Donald Trump se muestra tranquilo respecto a la crisis que desató con Irán, que muchos temen que pueda desembocar en una guerra. “Me parece bien si va para un lado o para el otro”, respondió el lunes 22 a pregunta de la prensa.

Pero la región y buena parte del mundo están incómodos. Si en Irán el sector favorable al diálogo, que todavía gobierna, está contra las cuerdas ante la ofensiva de los conservadores, en Europa los aliados de Washington se ven atrapados entre opciones desagradables e incluso confrontados entre sí.

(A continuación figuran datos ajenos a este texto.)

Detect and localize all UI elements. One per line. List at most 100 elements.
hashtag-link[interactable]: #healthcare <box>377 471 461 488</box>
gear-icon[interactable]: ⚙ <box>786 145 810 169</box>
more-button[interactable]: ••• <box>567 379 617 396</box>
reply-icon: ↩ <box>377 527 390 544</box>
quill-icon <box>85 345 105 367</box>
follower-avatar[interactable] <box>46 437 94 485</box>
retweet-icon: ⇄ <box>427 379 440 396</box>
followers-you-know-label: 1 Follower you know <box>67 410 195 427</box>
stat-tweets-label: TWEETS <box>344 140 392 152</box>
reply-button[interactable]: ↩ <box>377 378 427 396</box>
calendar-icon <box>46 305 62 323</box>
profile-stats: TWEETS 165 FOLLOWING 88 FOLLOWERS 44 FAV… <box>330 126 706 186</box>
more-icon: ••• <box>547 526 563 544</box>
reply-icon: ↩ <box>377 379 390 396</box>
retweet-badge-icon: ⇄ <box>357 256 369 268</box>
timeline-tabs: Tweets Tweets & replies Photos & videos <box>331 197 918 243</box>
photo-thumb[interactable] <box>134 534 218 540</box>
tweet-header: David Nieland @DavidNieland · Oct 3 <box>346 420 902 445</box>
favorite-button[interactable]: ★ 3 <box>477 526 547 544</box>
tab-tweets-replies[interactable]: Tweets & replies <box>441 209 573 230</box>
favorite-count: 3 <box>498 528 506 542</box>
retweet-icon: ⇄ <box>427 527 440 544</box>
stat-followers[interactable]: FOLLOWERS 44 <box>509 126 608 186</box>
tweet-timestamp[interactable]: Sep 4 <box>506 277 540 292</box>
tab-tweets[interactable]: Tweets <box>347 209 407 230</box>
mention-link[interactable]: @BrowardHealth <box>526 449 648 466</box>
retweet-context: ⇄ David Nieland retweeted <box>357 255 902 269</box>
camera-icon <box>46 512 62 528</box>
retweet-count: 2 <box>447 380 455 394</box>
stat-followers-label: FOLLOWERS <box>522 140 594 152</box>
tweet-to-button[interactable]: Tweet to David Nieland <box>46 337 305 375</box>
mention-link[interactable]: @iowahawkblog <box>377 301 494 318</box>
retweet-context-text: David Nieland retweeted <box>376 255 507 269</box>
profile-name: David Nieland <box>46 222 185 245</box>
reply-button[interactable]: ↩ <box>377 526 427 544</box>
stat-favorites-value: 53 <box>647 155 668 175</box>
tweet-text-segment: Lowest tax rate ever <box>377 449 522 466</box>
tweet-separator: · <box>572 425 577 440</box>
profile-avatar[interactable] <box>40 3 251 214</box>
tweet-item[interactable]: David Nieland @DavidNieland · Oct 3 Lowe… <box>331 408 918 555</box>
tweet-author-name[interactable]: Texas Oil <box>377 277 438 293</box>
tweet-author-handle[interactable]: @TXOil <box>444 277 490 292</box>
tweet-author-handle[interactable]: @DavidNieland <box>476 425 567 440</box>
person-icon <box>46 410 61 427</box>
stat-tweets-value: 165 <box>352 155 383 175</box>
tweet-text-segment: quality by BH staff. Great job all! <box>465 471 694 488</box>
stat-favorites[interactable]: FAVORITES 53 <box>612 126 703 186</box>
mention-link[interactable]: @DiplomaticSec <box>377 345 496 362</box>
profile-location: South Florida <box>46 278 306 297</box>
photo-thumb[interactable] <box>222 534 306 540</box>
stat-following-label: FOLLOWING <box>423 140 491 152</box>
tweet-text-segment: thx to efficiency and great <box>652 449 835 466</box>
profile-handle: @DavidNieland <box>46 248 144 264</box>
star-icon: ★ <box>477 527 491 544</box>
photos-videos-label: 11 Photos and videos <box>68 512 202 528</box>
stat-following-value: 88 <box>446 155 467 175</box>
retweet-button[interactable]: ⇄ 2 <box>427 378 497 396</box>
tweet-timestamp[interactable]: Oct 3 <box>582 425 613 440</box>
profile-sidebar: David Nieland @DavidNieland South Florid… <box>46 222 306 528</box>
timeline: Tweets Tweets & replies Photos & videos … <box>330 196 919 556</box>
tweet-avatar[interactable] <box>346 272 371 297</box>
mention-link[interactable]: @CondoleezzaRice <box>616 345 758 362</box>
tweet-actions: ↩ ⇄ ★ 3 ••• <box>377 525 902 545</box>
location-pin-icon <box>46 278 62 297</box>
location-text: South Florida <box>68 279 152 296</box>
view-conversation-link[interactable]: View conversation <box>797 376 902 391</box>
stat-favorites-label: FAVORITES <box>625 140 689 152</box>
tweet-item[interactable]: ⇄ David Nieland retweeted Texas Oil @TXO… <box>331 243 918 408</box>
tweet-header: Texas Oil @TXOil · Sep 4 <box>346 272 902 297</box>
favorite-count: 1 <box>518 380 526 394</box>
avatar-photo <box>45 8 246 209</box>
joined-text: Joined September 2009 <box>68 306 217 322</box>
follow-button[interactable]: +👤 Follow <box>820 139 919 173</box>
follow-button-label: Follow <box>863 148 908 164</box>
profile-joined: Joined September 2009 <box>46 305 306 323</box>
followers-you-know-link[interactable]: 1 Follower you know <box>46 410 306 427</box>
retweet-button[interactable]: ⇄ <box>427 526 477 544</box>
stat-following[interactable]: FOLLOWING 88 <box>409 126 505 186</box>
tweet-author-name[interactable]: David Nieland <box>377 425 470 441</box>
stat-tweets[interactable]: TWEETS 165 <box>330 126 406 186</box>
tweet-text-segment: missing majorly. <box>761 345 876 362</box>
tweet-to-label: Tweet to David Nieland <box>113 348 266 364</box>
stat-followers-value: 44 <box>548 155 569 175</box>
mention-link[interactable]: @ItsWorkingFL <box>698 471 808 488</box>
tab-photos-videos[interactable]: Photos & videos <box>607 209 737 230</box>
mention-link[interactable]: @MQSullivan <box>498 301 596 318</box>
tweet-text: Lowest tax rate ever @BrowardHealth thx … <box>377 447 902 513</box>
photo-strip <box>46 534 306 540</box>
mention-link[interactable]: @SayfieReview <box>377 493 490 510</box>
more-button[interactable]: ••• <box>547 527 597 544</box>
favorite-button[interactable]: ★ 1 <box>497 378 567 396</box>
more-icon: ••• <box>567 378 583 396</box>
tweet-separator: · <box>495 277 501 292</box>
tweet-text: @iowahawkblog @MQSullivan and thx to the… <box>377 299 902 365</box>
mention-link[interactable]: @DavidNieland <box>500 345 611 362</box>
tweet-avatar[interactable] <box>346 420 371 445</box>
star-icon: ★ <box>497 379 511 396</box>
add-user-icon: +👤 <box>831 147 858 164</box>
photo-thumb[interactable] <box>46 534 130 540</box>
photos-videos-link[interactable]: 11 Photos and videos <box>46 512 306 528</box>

El tráfico mundial de buques petroleros está siendo utilizado como rehén en el juego de vencidas de los rivales, en tanto que Trump no parece reconocer que Irán no es un bocado menor entre otros que puede tragar.

El Millennium Challenge –los “juegos de guerra” realizados en 2002 y que tuvieron un resultado desfavorable para el Pentágono– ha vuelto a los análisis de los observadores como muestra de que las cosas siempre pueden salir mal o peor.

Aunque en el gabinete de Trump no faltan los halcones que piden no parar hasta lograr el cambio de régimen en Teherán, el presidente hizo su campaña electoral con la promesa de sacar a su país de guerras lejanas que no otorgan ganancias, para dejar de ser “policía del mundo” y compartir las tareas de seguridad con otra potencias, y se asume que su objetivo de “máxima presión” es doblarle el brazo al adversario, no irse a la guerra con él.

El problema es que la estrategia no funciona como él pensaba, pues en lugar de eso está llevando a los iraníes a comportarse como fiera acorralada; y estos están dispuestos a resistir hasta las últimas consecuencias.

Al romper el pacto nuclear firmado por su antecesor, la Casa Blanca reactivó las sanciones comerciales y las ha llevado a niveles desusados, al cancelar las “dispensas” por las que permitía que ciertos países y compañías pudieran adquirir petróleo iraní. Se trata de estrangular la economía de su enemigo.

Las tensiones empezaron a expresarse en una escalada de incidentes en el Golfo Pérsico: varios buques tanque sufrieron daños menores por la explosión de minas en sus cascos, lo que Estados Unidos atribuyó a Irán, mientras que éste los denunció como montajes; después los Guardianes de la Revolución derribaron un dron estadunidense, lo que estuvo a punto de ser respondido con un bombardeo que hubiera desatado la guerra, y que Trump aseguró haber detenido 10 minutos antes por consideraciones humanitarias; y últimamente el Pentágono aseguró haber destruido un dron, lo que Irán dice que no ha ocurrido.

Trump. Dichos beligerantes

El “Grace 1”

Todo eso ya es suficiente para afectar el paso por el Estrecho de Ormuz, por donde pasa todo el tráfico petrolero del Golfo Pérsico, que representa 45% del movimiento marítimo mundial de hidrocarburos.

De cualquier forma Washington escaló las cosas el jueves 4, cuando le pidió a la Marina británica que detuviera en el Mediterráneo, frente a Gibraltar, al petrolero iraní Grace 1, al que acusó de llevar combustible a Siria, con lo cual estaría tratando de violar sanciones internacionales.

Y Londres tuvo que recurrir a una maniobra extraña. Para enfrentar las denuncias de que había sobrepasado su autoridad, le pidió un estudio a Michelle Linderman, del grupo de comercio internacional Crowell & Moring’s, que concluyó que el acto había sido legal bajo unas regulaciones de Gibraltar… aprobadas 24 horas antes.

Esto, además, sólo era posible si el navío se hallaba en aguas territoriales de Gibraltar.

Gibraltar es un territorio que España reclama como suyo, y según Madrid, esas aguas territoriales no son de Gibraltar sino españolas.